First Published: December 2002
       This is an OutUK Archive Item and so some of the links and information may be out of date.
More people have become infected with HIV over the last twelve months here in the UK than in any comparable period since records began. New government figures released ahead of Sunday's World AIDS Day also show that rates are particularly high amongst gay men, around 1500 getting infected each year. 41,000 people now have HIV and nearly 3,000 were diagnosed in the past twelve months, 25% up on the same period the year before. With a fourfold increase in Syphilis infections, a new government safe sex campaign, The Sex Lottery, is being launched.
Though the spread of AIDS in Europe is tiny in comparison with the human tragedy that's been unleashed in Africa and increasingly in Asia, it's plain that more has to be done to educate a new generation here about the risks of unsafe sex. For OutUK B.Andrew Plant considers what on earth you can say about AIDS that hasn't already been said a hundred times before.
A new worldwide campaign is being launched by the UN to fight prejudice and discrimination experienced by people with AIDS.
When I told my partner Bill I felt compelled to write something for World AIDS Day but that I wasn’t sure I had anything fresh to say on the subject, he seemed quite entertained.

“YOU never run out of something to say or write,” he said.

Bill was kidding - well, at least mostly - but the truth remains: It has gotten harder and harder to write something stirring and worthwhile for the worldwide day we share to commemorate those lost to AIDS and to rally hope for an end to this pandemic.

In some ways it seems there is little new information to relate. I know that is an overstatement - that we have had some great advances in terms of pharmaceutical developments, understanding of treatment, advocacy expertise and so on - but it is none the less a statement reflecting the mood of many.

As we progress through the early part of our third decade with HIV, it seems prevention, education and treatment advances are still outnumbered by setbacks and bad news. Young gay men are infected at a rate that is unacceptably high. Women and minorities suffer disproportionately to the larger population. Economic and sociopolitical structures prevent adequate education and treatment of people with HIV in this and other countries.

Some of those other countries want to turn a blind eye toward the pandemic and the people it affects directly; still, too many countries sincerely want to stem the onslaught, and they are begging for help from more privileged countries around the globe. And, while there are many great efforts toward providing help, we can’t get there fast enough and we can’t do enough.
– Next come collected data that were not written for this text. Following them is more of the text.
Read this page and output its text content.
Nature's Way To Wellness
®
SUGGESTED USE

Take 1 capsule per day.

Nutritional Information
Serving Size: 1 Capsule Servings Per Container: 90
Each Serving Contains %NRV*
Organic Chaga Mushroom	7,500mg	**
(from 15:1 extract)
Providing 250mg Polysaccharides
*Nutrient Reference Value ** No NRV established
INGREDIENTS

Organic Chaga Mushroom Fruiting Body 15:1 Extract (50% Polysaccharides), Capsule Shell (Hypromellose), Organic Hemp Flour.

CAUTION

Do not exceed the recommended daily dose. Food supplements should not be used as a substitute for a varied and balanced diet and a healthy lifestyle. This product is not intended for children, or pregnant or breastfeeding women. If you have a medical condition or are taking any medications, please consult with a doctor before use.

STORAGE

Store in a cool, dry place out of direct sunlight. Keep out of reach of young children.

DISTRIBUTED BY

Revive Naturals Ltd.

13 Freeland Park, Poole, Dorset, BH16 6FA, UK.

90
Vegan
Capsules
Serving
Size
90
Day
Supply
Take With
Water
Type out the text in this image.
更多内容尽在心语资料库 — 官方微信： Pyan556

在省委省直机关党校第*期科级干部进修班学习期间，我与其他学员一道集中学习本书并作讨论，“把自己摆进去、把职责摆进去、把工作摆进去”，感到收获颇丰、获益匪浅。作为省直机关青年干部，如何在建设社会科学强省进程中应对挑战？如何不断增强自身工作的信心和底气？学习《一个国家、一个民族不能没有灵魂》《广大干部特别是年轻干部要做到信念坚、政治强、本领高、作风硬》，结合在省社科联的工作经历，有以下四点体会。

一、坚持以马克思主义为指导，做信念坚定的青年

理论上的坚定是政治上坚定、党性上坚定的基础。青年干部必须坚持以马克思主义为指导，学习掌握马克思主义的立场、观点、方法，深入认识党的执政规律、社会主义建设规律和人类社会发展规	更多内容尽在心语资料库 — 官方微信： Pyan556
I also know that my seeming inability to think of new and inspiring messages about the war on AIDS is due in great part to battle fatigue. Although, as a gay man, my personal space was miraculously untouched by the pandemic during much of the 1980s, I ended the decade as caregiver to my partner. He lost his battle in early 1991 and I barely had time to take a breath before becoming part of a team that cared for my best friend, who also soon thereafter lost his battle with AIDS.

Then another friend was lost and another, and so on. I began writing more about AIDS (it was therapeutic; it was what I could do…). I began giving time and, when possible, money to AIDS service organizations. I began writing more letters of advocacy, sometimes shaming politicians and bureaucrats who don’t do enough toward control of HIV. Sometimes I wrote to praise the brave souls who truly want to stop the modern plague.

And I am doing so much less than other people - particularly those who work in AIDS care professionally or who are directly supporting a friend or family member who is dying from HIV-related illness. I know there are folks who are doing more and who are much more tired than I am.

They carry on and do what they can for at least one of the same reasons I do: We don’t have a choice.

In the days just after my partner died. A well-meaning friend-of-a-friend said, “HOW can you go on?” I remember being as irritated as I was touched. While I appreciated the sympathetic inquiry, I found it a little inane too.

After all, you can either let a catastrophic loss destroy you, or you can pick up the pieces, push yourself forward and pledge to do all you can for others in similar circumstances - if for no other reason than to keep alive the memories of other wonderful souls lost to AIDS.

For this year’s World AIDS Day - December 1 - I hope you will remember those we have lost and reflect on those who are at risk, and find the inspiration you need to do your part in whatever way you can. Because, in the words of pioneering HIV activist, educator and publisher Sean Strub, “Until no one has AIDS, we all have AIDS.”